Returns the rows in the range specified (starting at 0, half-open interval).
The range does not include headers.

If the start of the range isn't specified, then the slice starts from the first
record in the CSV data.

If the end of the range isn't specified, then the slice continues to the last
record in the CSV data.

This operation can be made much faster by creating an index with 'qsv index'
first. Namely, a slice on an index requires parsing just the rows that are
sliced.

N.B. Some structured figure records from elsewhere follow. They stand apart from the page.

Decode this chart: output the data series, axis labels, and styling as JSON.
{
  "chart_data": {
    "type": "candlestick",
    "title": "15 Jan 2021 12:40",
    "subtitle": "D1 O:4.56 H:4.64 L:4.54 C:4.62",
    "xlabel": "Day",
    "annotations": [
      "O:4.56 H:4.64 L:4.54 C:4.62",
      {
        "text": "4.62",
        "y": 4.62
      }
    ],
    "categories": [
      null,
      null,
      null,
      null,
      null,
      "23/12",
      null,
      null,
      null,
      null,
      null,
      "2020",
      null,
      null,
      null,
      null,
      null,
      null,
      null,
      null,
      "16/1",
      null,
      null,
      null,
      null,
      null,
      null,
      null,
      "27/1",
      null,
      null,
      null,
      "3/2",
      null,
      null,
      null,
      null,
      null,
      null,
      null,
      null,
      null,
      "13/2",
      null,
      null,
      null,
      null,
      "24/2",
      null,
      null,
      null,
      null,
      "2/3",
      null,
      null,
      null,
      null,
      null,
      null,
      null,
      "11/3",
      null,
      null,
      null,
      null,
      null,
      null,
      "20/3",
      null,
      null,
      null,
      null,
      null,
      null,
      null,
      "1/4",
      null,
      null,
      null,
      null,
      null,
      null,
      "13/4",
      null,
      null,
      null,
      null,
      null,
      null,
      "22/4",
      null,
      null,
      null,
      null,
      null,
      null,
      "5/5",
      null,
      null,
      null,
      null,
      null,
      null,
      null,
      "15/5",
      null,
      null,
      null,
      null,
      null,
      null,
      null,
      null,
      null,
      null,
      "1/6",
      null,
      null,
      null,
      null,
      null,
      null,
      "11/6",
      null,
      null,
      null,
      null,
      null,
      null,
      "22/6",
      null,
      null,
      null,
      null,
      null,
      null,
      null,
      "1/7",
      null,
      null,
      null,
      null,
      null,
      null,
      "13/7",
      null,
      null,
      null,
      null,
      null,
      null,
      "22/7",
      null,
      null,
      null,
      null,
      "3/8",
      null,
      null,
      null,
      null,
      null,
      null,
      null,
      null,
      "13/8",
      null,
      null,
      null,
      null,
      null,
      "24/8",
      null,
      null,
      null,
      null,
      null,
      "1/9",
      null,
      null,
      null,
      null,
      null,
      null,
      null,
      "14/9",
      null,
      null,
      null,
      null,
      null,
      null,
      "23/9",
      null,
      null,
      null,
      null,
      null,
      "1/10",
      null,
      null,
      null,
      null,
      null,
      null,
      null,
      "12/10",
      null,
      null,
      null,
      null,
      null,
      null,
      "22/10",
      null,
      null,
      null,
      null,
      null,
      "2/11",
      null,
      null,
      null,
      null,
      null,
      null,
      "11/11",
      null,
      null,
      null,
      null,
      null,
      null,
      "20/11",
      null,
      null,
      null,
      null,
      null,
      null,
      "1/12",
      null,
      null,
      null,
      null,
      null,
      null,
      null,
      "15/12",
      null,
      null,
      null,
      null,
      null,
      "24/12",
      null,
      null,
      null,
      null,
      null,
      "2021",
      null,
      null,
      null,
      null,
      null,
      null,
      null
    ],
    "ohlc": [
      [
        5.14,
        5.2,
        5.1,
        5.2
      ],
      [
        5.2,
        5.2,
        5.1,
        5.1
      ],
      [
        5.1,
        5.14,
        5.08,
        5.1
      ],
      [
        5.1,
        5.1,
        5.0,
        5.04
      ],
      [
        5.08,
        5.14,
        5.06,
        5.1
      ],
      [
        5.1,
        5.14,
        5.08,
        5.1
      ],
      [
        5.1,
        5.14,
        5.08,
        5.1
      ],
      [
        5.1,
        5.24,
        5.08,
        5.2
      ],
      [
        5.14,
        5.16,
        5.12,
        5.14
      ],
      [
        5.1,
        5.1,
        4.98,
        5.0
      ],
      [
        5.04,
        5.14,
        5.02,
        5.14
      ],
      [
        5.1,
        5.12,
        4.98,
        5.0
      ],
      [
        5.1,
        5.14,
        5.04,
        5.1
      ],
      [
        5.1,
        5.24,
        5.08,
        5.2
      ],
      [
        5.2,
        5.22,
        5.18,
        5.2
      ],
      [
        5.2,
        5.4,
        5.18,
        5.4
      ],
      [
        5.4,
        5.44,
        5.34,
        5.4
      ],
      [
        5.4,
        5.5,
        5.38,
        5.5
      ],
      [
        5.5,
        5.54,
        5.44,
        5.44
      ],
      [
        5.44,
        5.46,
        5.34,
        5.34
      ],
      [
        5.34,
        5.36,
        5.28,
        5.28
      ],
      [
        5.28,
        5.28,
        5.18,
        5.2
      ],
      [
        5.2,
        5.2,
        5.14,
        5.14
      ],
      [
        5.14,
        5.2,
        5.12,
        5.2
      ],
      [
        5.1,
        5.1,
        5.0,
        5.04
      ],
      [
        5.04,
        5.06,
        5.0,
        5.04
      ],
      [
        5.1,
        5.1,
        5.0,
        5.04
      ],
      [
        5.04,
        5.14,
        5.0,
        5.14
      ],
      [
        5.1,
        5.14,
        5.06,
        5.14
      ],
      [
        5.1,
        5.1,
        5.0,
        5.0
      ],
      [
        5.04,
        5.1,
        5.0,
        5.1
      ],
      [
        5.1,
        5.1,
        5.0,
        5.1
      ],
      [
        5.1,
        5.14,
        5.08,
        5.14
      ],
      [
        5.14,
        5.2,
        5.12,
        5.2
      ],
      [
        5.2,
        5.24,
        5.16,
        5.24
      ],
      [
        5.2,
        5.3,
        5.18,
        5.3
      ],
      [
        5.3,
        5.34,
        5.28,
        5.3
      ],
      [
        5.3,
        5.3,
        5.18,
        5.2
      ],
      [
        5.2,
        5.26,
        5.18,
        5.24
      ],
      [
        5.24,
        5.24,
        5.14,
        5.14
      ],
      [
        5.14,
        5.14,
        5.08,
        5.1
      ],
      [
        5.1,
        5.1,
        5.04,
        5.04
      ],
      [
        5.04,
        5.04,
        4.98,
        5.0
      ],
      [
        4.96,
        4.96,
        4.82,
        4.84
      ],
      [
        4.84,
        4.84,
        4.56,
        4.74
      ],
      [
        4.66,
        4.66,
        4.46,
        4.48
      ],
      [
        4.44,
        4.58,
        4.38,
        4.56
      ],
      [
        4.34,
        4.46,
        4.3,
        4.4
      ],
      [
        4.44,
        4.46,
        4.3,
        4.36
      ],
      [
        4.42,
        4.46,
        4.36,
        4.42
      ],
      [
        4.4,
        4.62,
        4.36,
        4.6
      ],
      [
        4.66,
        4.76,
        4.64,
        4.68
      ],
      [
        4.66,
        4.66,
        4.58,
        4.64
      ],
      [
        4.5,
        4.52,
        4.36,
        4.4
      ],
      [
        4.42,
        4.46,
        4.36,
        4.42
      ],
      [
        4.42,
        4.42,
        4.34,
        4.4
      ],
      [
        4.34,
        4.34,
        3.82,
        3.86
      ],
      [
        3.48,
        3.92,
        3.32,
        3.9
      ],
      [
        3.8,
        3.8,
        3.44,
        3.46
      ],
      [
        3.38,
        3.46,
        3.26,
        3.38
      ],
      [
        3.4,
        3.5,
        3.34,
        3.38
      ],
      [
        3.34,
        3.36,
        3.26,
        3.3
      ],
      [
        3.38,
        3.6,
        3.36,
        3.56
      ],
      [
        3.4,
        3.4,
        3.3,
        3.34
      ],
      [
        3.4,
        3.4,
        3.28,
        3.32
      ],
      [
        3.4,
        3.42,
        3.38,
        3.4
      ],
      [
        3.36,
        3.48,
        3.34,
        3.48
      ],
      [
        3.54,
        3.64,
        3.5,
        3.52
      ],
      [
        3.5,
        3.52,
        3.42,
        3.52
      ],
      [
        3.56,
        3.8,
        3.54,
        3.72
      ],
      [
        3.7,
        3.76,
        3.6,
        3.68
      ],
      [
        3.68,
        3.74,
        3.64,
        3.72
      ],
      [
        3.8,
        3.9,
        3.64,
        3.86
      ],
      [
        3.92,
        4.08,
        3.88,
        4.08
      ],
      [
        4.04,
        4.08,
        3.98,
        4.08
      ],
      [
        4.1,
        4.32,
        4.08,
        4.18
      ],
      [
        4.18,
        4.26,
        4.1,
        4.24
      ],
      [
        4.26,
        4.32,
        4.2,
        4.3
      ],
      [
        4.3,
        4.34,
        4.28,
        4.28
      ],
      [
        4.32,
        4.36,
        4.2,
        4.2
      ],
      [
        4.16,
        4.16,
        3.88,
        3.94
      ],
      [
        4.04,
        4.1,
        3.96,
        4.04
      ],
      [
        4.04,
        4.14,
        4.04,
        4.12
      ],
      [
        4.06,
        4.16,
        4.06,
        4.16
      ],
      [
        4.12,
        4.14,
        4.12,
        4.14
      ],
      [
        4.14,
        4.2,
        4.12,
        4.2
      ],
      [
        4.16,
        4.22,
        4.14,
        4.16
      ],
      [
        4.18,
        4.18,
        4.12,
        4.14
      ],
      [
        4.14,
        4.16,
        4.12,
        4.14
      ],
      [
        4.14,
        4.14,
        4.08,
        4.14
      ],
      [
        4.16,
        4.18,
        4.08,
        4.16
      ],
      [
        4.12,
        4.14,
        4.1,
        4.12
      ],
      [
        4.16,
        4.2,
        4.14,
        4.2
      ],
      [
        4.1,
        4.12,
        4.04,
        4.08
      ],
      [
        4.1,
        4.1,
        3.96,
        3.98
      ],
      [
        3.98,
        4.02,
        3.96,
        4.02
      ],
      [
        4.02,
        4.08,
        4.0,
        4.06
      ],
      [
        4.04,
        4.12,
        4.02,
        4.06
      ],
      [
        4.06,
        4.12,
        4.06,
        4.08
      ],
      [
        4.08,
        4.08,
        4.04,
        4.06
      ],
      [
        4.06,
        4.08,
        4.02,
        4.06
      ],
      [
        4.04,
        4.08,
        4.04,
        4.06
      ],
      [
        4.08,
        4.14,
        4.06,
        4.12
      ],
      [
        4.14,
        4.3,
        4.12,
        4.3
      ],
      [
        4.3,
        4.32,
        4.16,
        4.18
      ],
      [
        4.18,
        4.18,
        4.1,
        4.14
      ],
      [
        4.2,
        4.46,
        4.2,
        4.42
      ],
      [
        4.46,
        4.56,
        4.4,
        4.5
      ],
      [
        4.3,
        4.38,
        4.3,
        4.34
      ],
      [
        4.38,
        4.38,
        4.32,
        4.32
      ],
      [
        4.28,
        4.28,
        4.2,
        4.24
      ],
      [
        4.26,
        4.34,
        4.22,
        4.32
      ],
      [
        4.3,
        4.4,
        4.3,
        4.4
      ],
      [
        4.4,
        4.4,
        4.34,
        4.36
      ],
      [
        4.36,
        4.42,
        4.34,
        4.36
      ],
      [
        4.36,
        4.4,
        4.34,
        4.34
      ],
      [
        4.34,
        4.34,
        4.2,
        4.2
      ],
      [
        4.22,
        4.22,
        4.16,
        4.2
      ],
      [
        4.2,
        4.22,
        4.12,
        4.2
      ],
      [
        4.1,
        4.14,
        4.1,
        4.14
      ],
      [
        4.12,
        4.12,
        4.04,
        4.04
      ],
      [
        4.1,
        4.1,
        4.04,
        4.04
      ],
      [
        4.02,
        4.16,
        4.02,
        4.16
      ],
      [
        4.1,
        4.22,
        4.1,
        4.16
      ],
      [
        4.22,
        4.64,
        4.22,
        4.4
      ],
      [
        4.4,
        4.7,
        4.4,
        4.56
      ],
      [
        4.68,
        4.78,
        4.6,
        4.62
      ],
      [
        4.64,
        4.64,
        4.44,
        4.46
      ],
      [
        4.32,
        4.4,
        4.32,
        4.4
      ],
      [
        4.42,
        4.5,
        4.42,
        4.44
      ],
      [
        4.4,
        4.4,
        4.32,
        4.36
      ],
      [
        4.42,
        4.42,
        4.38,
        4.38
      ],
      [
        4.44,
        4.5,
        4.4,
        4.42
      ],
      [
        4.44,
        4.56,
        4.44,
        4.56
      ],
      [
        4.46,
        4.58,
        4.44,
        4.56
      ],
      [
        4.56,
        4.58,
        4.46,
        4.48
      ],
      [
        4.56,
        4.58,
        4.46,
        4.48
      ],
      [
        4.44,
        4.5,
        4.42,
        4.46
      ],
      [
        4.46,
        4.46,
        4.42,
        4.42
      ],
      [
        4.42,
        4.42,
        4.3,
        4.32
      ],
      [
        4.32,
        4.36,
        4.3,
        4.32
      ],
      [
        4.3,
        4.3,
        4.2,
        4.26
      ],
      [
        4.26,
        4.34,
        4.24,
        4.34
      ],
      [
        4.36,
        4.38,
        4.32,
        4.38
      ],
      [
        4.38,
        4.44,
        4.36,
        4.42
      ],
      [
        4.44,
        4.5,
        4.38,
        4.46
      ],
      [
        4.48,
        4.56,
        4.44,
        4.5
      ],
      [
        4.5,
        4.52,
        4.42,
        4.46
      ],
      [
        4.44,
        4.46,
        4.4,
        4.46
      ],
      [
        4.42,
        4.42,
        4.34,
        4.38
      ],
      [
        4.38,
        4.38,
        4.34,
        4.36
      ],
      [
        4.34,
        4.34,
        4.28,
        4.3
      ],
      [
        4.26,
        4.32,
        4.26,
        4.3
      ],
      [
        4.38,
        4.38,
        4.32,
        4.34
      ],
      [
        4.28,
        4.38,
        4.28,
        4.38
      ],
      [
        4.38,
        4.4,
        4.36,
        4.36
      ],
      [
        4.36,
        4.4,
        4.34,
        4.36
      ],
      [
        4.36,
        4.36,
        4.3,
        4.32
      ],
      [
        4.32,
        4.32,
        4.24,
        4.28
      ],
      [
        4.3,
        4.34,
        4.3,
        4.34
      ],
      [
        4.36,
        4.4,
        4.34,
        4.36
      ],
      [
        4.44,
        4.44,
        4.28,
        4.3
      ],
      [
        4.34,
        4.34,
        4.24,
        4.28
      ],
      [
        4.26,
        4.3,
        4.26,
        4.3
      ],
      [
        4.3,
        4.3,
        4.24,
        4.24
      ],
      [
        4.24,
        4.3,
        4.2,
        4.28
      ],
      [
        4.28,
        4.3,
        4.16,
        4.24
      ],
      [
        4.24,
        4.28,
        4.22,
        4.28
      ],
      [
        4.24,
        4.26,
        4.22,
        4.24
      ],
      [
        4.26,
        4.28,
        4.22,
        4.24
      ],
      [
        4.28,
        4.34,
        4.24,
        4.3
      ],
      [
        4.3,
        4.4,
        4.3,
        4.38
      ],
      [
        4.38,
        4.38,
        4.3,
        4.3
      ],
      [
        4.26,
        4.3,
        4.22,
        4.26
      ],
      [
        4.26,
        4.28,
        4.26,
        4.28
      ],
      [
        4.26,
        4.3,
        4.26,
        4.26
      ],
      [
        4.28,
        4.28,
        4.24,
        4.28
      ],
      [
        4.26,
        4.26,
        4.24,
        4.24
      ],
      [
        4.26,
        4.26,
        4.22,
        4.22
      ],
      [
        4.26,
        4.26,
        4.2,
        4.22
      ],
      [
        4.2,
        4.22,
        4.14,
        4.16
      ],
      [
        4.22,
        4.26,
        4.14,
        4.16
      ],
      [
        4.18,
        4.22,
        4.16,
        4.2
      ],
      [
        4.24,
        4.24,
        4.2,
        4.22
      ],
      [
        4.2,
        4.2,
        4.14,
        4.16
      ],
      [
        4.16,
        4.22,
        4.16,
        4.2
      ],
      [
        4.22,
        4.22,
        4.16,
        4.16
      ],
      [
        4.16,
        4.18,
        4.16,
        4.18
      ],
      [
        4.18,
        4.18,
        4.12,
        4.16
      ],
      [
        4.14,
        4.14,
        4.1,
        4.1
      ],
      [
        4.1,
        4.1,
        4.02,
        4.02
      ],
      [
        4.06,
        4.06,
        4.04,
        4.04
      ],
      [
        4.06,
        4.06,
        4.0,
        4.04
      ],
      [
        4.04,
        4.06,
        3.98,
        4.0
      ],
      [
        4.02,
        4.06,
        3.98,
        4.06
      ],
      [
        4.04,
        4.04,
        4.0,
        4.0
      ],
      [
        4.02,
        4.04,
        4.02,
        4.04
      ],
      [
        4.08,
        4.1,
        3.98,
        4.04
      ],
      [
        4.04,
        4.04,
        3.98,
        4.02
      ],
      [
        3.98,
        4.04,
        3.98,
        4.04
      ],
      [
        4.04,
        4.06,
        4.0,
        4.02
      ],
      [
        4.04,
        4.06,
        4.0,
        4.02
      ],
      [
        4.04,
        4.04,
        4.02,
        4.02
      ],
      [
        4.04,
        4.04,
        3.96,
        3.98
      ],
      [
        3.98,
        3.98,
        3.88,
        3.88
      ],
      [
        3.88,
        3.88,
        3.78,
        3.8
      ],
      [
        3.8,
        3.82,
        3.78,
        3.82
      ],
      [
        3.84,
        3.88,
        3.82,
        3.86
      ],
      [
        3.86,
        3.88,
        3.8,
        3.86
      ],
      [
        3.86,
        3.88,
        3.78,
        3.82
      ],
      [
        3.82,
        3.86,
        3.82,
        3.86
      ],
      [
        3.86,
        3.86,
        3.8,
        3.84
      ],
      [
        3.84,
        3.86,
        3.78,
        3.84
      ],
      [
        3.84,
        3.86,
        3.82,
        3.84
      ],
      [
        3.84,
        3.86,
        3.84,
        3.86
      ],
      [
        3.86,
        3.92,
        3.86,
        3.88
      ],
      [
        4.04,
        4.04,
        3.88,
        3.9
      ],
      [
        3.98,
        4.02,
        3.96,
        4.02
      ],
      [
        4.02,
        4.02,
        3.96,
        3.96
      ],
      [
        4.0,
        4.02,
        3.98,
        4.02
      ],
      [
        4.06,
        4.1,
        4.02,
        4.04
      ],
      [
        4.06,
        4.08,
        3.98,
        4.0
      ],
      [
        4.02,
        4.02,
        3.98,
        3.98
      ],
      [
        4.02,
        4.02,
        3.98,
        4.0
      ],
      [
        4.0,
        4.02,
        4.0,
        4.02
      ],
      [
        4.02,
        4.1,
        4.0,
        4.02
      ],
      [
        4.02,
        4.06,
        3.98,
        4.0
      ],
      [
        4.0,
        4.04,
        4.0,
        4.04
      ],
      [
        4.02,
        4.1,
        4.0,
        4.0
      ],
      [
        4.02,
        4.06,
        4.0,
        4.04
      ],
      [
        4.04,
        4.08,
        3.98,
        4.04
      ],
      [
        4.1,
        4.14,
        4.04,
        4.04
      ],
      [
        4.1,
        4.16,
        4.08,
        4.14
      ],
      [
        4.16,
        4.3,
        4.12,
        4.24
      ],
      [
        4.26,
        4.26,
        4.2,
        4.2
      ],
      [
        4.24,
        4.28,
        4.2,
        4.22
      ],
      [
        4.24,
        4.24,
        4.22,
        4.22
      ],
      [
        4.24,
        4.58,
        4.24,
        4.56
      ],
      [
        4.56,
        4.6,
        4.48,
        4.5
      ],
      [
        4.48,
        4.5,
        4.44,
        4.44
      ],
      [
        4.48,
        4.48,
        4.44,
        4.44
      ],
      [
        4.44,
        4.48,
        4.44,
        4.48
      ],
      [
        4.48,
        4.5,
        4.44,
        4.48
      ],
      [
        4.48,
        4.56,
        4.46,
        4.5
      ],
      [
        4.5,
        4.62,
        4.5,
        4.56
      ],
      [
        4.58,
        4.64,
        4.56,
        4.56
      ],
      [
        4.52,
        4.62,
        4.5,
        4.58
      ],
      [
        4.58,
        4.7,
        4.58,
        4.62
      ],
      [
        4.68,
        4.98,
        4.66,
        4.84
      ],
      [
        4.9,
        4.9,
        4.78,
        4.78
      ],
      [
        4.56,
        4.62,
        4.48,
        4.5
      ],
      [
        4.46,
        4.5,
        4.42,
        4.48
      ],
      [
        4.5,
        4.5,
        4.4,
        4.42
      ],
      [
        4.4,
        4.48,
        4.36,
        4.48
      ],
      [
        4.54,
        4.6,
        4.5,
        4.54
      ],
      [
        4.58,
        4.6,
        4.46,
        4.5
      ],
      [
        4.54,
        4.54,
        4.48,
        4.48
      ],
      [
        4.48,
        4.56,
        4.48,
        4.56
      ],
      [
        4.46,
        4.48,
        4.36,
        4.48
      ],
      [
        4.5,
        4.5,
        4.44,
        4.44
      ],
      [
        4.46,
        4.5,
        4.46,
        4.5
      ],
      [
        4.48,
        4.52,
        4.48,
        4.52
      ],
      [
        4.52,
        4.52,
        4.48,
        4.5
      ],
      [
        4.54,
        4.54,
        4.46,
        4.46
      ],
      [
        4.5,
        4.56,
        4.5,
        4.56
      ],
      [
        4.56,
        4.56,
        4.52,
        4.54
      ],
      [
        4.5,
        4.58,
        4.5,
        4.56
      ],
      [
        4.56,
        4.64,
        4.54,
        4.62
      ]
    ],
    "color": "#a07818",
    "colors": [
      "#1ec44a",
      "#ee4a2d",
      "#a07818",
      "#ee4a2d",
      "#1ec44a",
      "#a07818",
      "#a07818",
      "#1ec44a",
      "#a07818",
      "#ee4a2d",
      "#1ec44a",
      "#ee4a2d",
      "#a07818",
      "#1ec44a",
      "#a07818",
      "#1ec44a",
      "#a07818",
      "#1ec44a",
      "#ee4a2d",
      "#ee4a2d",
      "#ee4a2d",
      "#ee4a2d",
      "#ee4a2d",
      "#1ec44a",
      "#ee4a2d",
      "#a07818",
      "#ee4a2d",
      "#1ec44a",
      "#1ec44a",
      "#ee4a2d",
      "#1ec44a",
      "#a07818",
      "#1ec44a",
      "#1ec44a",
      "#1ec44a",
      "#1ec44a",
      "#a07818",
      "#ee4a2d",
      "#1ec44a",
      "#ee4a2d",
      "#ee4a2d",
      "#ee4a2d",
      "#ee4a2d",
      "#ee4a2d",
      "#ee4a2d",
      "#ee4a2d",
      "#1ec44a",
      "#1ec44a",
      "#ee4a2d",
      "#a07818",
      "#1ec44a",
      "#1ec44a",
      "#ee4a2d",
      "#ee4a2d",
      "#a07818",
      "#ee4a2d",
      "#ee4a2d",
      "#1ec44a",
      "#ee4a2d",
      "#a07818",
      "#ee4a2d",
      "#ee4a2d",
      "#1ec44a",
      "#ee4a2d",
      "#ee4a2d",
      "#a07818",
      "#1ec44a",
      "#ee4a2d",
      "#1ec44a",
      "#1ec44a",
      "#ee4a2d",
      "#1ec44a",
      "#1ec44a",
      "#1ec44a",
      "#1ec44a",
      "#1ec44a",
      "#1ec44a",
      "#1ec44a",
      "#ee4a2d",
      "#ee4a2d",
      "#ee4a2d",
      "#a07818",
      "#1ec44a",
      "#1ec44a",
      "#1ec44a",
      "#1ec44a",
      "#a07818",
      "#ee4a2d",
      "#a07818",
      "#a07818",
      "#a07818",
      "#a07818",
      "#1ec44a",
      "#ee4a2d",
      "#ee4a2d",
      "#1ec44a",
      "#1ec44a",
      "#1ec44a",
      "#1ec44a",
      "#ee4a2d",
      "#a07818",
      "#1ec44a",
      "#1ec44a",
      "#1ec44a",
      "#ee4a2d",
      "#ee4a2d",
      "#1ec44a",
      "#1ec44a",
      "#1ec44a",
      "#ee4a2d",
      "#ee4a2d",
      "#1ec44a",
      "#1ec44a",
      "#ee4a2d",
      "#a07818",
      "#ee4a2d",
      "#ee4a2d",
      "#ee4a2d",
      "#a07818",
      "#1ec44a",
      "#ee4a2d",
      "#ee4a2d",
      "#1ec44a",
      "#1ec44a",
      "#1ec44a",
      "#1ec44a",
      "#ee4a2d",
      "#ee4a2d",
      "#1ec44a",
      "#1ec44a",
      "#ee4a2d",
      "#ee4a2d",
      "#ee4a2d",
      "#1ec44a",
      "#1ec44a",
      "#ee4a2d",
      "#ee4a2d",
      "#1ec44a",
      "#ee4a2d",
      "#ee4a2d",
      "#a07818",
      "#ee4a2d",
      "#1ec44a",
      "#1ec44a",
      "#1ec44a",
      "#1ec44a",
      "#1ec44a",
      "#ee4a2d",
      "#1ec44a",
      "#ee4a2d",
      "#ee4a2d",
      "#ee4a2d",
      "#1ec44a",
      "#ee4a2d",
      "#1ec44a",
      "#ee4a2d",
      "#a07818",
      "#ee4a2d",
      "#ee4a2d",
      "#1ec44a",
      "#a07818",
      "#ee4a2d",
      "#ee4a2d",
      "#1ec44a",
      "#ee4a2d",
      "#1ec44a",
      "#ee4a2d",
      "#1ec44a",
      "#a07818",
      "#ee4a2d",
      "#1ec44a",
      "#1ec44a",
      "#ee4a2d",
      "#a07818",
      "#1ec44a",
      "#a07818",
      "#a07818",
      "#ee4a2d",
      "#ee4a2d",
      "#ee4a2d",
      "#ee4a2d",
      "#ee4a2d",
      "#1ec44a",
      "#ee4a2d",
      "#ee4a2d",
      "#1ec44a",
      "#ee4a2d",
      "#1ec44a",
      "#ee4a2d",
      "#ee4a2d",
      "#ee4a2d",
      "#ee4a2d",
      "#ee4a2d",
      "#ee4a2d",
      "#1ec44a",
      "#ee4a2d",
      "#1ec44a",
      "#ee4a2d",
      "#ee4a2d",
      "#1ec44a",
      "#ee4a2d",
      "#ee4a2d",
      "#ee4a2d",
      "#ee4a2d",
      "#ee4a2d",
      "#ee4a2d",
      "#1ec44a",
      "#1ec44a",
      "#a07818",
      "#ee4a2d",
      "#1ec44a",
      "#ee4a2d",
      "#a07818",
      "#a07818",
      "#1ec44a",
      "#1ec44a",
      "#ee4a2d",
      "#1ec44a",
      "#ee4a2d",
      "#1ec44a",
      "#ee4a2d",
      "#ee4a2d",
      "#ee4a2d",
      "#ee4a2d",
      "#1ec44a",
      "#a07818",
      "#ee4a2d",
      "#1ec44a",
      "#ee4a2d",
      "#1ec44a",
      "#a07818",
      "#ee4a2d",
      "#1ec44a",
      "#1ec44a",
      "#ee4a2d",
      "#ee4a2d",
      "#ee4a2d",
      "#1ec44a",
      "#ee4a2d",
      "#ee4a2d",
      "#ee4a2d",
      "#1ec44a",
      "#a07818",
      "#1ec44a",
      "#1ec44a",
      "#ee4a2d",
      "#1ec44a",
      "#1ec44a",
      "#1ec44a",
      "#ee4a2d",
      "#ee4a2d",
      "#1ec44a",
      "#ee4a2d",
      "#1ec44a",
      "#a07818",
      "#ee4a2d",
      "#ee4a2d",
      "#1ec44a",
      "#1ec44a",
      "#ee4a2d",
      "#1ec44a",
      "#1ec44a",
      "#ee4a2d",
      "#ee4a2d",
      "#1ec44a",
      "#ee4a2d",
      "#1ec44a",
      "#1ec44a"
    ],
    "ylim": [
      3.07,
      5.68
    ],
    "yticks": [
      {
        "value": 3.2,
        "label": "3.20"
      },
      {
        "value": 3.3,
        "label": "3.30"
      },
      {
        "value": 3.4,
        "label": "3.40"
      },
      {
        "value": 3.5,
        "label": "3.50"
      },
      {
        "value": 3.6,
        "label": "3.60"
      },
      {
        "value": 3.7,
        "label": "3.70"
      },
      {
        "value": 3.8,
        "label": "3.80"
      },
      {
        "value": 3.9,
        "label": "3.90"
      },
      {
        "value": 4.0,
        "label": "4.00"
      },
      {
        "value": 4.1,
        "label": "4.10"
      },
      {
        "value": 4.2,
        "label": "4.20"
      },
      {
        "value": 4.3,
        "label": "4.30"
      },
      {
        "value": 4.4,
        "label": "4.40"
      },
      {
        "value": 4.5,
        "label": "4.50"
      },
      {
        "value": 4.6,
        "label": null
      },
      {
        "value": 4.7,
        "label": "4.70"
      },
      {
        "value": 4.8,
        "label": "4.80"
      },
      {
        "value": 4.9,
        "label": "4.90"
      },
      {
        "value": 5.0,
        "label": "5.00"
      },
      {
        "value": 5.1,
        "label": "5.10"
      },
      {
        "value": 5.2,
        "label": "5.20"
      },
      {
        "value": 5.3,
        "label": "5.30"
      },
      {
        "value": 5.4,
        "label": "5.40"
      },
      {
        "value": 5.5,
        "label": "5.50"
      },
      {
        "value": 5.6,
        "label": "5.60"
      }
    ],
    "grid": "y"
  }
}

Without an index, all rows up to the first row in the slice must be
parsed.

Usage:
    qsv slice [options] [<input>]
    qsv slice --help

slice options:
    -s, --start <arg>      The index of the record to slice from.
                           If negative, starts from the last record.
    -e, --end <arg>        The index of the record to slice to.
    -l, --len <arg>        The length of the slice (can be used instead
                           of --end).
    -i, --index <arg>      Slice a single record (shortcut for -s N -l 1).

Common options:
    -h, --help             Display this message
    -o, --output <file>    Write output to <file> instead of stdout.
    -n, --no-headers       When set, the first row will not be interpreted
                           as headers. Otherwise, the first row will always
                           appear in the output as the header row.
    -d, --delimiter <arg>  The field delimiter for reading CSV data.
                           Must be a single character. (default: ,)

And here's the generated JSON:

{
  "description": "Returns the rows in the range specified (starting at 0, half-open interval).\nThe range does not include headers.\n\nIf the start of the range isn't specified, then the slice starts from the first\nrecord in the CSV data.\n\nIf the end of the range isn't specified, then the slice continues to the last\nrecord in the CSV data.\n\nThis operation can be made much faster by creating an index with 'qsv index'\nfirst. Namely, a slice on an index requires parsing just the rows that are\nsliced. Without an index, all rows up to the first row in the slice must be\nparsed.",
  "options": {
    "-d": {
      "aliases": [
        "--delimiter"
      ],
      "arg": true,
      "arg_name": "arg",
      "help": "The field delimiter for reading CSV data."
    },
    "-e": {
      "aliases": [
        "--end"
      ],
      "arg": true,
      "arg_name": "arg",
      "help": "The index of the record to slice to."
    },
    "-h": {
      "aliases": [
        "--help"
      ],
      "arg": false,
      "arg_name": "",
      "help": "Display this message"
    },
    "-i": {
      "aliases": [
        "--index"
      ],
      "arg": true,
      "arg_name": "arg",
      "help": "Slice a single record (shortcut for -s N -l 1)."
    },
    "-l": {
      "aliases": [
        "--len"
      ],
      "arg": true,
      "arg_name": "arg",
      "help": "The length of the slice (can be used instead"
    },
    "-n": {
      "aliases": [
        "--no-headers"
      ],
      "arg": false,
      "arg_name": "",
      "help": "When set, the first row will not be interpreted"
    },
    "-o": {
      "aliases": [
        "--output"
      ],
      "arg": true,
      "arg_name": "file",
      "help": "Write output to <file> instead of stdout."
    },
    "-s": {
      "aliases": [
        "--start"
      ],
      "arg": true,
      "arg_name": "arg",
      "help": "The index of the record to slice from."
    }
  }
}
jqnatividad commented 4 months ago

IMHO, the best place to do this universally is through qsv-docopt - our docopt command-line parser fork.

Already, qsv-docopt parses the Usage text and figures out how to map it to the args struct, so it should be a cleaner implementation.